Try to remember where I am today. Monaghan? Louth? Leitrim? For places that are further away, I’ll wake in a hotel. A travelling salesman. As our two-year-old says: ‘Dada’s going to tell the girls and boys about books!’. I’m a couple of weeks into the month (which starts for me in September). Early in the morning, the exhaustion feels like it will never lift. Coffee. The kids help me wake up, but often I’m gone before they can jump-start my addled senses.
I have my two cases. One for the novels; one for the easel, the drawing materials, the Mad Grandad story-sheets. Always packed and ready to go. Sometimes I don’t even bother taking them out of the car. Notebook in the pocket of my combats. I’m almost always wearing combats. I like having that pocket.
Get into the car. A chance to sit in the quiet before I go. Take a couple of minutes to look at the map. Recheck the route. Then drive. The radio is always on, or some of my music, or an audio-book, helping eat up the miles. Get there early. Know you’re there, then pull in somewhere nearby and chill for a while. Have a coffee at a garage or in a café. Maybe a sandwich if breakfast was a long time ago. I’ll buy grapes if I can find them in a shop, if they look good. A good compromise snack for travelling.
I have a lap-tray in the car. I can work there if I want, or read, or listen to the radio. I always give myself some time, but that’s time to think about what’s coming.

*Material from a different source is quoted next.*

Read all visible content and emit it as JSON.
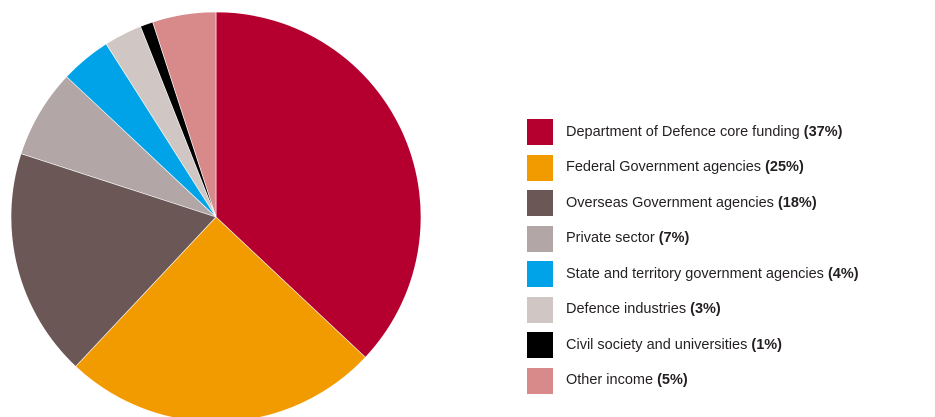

How many different places have I visited? Hundreds, anyway. How many individual sessions? And still the little edge of dread, the tension. A bit of a knot in my stomach. It’s not a reading, or a talk. It’s a one-man show. Time to get into character.
Every visit is a first impression. Every session for me, is the one and only time this particular bunch of kids is likely to meet me. You get one chance to have an effect – the right effect. The same applies when meeting the staff. Be nice to everybody. Remember names! Even if it’s just till you leave. Hundreds of new names every year. Staff rooms and cups of coffee. Turning down offers of scones or biscuits (most of the time). They add up. I used to treat myself to a fry-up any time I travelled. I gave that up pretty quickly.
It’s almost time. Always try and walk in about ten or fifteen minutes early. Time to say hello and shake hands. Use the loo. A bit of time to have a look at the place if I can, before I meet the kids. Check that things are set up right. Sort them if they’re not. But sometimes I’m just walked into a packed classroom and I have to wing it. Looking around and picking out the best place to set up.
Still in the car. I’m dawdling now. Putting it off. Time to go in. That turning in the pit of my stomach. I open the door and get out. Take my cases from the back. The air’s got a chill to it.
I look at the outside of the place. Trying to get a sense of it. Maybe there’s already some faces at the windows, looking out. I’m not so tired now. Almost ready. Meeting the kids, seeing their expectant faces, will kick me into gear – it always does. It’s a privilege to be here, to do what I do. To be the reason they’re having a special day. And yet, you can’t take their respect for granted. If you don’t get their attention in the first five minutes, you may not get it at all. But I’m fine with that – it’s part of the deal. I might be knackered, but I know I’ll be charged up, wired by the end. They have that effect on you.
With a case in each hand, I walk through the front door. Time to tell the girls and boys about books.